DC Wadhwa case (1987) judgement by Supreme Court dealt with the issue of ordinance. The governor of Bihar issued 256 ordinances between 1967 and 1981 and life of these ordinances ranged between 1 to 14 years. Court held that repromulgation of ordinances with the same text, without giving any chance to house to pass it, would amount to violation of the constitution, thus these ordinances can be struck down. Finally court held that power given to president to deal with extraordinary situation can be used as a substitute for the legislative power of the state assembly. Following graph shows the number of ordinances issued by government after 1990:
Recent ordinances issued by the Modi government are listed in the below graphics:
Issues about ordinance making
Constitution has provided separation of power between legislature and executive. Through ordinance route executive creates instability about this separation.
Satisfaction of President
Ordinance can be promulgated only when he is satisfied that circumstances exist for the same.
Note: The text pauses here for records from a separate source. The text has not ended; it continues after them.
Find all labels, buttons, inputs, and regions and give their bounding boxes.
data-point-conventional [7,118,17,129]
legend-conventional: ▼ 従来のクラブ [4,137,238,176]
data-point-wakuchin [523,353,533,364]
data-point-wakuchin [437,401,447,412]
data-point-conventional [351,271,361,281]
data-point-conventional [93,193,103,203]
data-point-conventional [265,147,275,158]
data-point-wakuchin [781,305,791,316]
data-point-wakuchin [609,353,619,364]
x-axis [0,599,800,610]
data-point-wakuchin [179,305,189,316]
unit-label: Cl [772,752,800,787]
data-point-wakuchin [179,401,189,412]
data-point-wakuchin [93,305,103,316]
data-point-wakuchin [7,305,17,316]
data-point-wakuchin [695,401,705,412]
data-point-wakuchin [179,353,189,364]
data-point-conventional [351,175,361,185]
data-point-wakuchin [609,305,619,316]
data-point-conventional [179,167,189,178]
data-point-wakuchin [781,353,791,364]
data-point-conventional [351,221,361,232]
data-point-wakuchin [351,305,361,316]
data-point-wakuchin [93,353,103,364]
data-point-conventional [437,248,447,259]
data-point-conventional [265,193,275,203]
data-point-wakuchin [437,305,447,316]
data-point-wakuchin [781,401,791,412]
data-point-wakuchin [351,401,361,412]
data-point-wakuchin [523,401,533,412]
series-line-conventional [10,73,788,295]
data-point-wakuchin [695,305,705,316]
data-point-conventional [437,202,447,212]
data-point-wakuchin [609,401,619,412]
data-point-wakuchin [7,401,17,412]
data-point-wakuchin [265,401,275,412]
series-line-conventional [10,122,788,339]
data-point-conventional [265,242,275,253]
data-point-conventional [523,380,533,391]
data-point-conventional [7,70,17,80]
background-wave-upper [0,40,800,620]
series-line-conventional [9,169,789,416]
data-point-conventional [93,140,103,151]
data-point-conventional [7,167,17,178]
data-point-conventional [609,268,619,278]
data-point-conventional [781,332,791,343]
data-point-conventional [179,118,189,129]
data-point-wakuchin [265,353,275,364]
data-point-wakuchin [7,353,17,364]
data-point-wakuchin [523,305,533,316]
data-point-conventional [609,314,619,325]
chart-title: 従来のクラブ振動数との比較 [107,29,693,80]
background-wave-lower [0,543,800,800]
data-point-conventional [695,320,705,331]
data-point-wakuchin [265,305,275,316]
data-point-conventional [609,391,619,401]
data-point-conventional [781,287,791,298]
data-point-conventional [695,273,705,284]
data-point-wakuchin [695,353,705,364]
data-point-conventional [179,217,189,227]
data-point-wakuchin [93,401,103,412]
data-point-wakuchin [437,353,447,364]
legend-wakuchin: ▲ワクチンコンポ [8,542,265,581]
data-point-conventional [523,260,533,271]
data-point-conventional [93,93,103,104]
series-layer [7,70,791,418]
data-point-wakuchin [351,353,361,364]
In Cooper case (1970) Supreme Court held that his satisfaction can questioned on the ground of malafide. In other words his satisfaction can be questioned on the ground that he has deliberately prorogued the parliament to bypass the legislative route on a controversial subject.
Recent remarks by President Dr. Pranab Mukherjee ‘‘ a noisy minority cannot be allowed to gag a patient majority”, clearly shows the deadlock created due to adamant behaviour of opposition parties. Constructive debates in parliament have been replaced by intentional deadlocks created by opposition parties.
Thus opposition party needs to play a constructive role in the house of the parliament. Number of days the Members of Parliament meet, has been reduced drastically to allow debates to take place on controversial issues. Therefore number of days parliament houses meet should be increased. So giving space to opposition party by the ruling party and increasing the number of days members of parliament meet, can solve the issue of bypassing the legislature and strengthen the Indian democracy.